His mother, Nicola Perry, recalled at the time: ‘It was a female he was talking to. I believe they were talking for a few months and he believed he was talking to this American girl from Illinois.’
Another victim, John, fell prey to a similar crime. He told the BBC what happened to him. ‘I went on Facebook and she said: “Add me on Skype.” So I did and she then said: “Let’s do webcam and I’ll get naked for you.”’
Like so many others he allowed himself to be cajoled into appearing on video.
‘She said she’d tell my family and friends, tell my daughter, tell my wife — and ruin your life, ruin your family. I was very frightened — just the thought of them seeing that was really terrifying. ‘
I feel like telling everyone about it … it happens to a lot of people … Just the thought of your close family and friends seeing that video, it terrifies you.’

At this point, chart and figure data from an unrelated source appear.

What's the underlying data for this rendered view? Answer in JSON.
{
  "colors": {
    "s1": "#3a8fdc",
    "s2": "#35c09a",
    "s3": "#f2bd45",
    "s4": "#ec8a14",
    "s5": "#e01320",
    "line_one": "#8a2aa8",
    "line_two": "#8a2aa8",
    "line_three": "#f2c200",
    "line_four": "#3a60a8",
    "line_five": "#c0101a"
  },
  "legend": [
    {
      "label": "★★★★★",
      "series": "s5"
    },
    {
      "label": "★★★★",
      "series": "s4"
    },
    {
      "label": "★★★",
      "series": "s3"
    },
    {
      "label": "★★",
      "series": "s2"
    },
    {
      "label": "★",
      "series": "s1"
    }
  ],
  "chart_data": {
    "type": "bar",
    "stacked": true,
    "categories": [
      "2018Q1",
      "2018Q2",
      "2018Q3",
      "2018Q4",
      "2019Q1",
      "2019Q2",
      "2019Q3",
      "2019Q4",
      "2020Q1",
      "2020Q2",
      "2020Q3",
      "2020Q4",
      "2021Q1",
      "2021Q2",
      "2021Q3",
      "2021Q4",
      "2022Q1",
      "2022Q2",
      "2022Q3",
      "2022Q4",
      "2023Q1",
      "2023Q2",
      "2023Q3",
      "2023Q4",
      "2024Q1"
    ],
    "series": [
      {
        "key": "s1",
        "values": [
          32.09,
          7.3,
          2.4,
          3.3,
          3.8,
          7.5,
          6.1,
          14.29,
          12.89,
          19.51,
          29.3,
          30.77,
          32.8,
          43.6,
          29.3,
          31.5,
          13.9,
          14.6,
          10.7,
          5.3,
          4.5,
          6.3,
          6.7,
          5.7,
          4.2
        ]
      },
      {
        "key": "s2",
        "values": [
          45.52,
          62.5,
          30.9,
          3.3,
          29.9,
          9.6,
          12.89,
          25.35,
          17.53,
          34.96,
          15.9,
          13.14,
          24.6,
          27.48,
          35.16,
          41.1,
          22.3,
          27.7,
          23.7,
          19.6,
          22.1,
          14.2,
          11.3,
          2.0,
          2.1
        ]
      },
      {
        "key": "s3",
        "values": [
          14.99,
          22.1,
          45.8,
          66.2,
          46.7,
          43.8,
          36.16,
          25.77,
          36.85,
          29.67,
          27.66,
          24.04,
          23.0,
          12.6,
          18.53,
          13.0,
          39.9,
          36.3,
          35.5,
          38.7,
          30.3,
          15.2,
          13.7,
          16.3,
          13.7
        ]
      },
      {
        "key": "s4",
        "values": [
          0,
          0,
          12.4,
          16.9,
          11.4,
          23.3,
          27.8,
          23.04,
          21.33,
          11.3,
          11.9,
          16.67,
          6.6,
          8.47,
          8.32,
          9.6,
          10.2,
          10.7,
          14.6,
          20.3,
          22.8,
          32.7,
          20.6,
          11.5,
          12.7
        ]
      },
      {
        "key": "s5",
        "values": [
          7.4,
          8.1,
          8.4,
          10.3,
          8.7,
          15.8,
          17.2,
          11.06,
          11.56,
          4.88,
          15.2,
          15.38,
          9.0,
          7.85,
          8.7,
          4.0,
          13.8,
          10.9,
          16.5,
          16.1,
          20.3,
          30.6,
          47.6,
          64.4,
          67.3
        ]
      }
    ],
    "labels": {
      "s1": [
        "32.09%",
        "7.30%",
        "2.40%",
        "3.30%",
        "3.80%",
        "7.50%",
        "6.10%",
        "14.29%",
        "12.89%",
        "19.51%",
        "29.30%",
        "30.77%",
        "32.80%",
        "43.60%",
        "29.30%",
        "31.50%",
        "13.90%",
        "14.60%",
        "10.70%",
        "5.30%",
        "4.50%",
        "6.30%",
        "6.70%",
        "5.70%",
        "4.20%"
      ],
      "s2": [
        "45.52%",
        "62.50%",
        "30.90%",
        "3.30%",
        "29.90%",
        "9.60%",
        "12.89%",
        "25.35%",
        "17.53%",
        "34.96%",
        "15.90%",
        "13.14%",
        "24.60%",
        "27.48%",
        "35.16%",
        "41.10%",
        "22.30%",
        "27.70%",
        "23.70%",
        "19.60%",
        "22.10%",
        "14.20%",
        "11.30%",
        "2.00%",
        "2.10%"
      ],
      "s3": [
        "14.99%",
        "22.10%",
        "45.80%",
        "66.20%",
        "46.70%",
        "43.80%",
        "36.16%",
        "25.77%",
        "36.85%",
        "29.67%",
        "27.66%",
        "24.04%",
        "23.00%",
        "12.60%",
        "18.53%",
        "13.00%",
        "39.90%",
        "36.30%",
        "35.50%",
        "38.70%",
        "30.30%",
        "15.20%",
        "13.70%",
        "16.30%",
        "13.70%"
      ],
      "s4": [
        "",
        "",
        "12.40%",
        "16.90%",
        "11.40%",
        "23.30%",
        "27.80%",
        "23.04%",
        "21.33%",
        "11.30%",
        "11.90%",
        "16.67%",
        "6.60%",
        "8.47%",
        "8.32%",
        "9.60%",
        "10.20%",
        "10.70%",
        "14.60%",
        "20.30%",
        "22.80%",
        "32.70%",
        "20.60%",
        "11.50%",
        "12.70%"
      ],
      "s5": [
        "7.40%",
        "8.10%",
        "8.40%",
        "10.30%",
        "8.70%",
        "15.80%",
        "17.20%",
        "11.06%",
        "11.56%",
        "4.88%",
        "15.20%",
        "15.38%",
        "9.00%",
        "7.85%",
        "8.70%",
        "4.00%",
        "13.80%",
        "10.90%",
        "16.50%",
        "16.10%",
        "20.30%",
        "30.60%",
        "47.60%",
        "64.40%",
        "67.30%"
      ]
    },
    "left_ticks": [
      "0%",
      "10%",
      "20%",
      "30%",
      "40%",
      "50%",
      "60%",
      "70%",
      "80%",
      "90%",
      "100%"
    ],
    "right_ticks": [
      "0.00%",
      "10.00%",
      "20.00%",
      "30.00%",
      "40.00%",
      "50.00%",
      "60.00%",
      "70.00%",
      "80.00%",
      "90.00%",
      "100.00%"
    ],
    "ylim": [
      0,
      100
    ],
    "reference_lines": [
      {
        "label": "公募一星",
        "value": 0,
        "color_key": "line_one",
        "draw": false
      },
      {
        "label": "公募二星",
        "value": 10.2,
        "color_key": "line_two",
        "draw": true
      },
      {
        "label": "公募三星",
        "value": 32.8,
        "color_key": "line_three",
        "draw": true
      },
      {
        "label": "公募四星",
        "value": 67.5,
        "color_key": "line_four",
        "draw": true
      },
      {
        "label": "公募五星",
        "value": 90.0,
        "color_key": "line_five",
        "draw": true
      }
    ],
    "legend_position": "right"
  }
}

Ronan Hughes, from Co. Tyrone, Northern Ireland, also took his own life in 2015 after he was targeted on Facebook by a gang based in Romania.
They threatened to release pictures to his family unless he sent them £3,400 in Bitcoins.
He told them, just before his death: ‘I’m only 17, please, I’m begging you — don’t.’
The perpetrator replied: ‘That’s not my problem. Foolishness has a price. And you’ll pay.
‘Do you want to tell your mother or will I? You have 48 hours from now. Time is running out!’
Ronan was found dead in a field near his home. The extortionists were eventually caught in Romania and jailed for four years.
The Mail approached Meta, which also owns Instagram. Meta did not wish to comment on this case, but a spokesperson said that the company supports the use of StopNCII.org, a tool that helps end the non-consensual sharing of intimate images.
‘We’ve invested heavily in strengthening our technology to keep fake accounts off Facebook and Instagram,’ they added.
Although the authorities insist they are doing their best to combat sextortion, these gangs are operating outside Britain, mainly in the Philippines but also in Romania, Morocco and the Ivory Coast.
Any investigation abroad requires massive resources. And the problem is that the public often blames the victims themselves for falling to the perpetrators.
This can risk looking like a case of clear double standards. When an unwitting person, perhaps an older or more vulnerable individual, falls victim to financial scammers and loses their money, we feel sympathy for them.
But when a similarly unwitting person shares intimate pictures with someone whom they believe to be a willing partner, and is then blackmailed for them, often society takes the view that it’s their own stupid fault.
And whether we like it or not, millions of people — and probably a majority of younger people — do send intimate pictures of themselves to their partners.
Dr Calli Tzani, an investigative psychologist at Huddersfield University, told the Mail: ‘Of course, it’s common sense not to send intimate pictures to anyone. But sextortion has become such a problem that unless we do something about it, we may find more lives ruined, more suicides, more families devastated.
‘Is it right that so many innocent people should suffer from a single, simple mistake?’
- Carl’s account came via a third party involved in helping victims. His name was changed to protect his identity. Stop.NCII.org can be downloaded free of charge.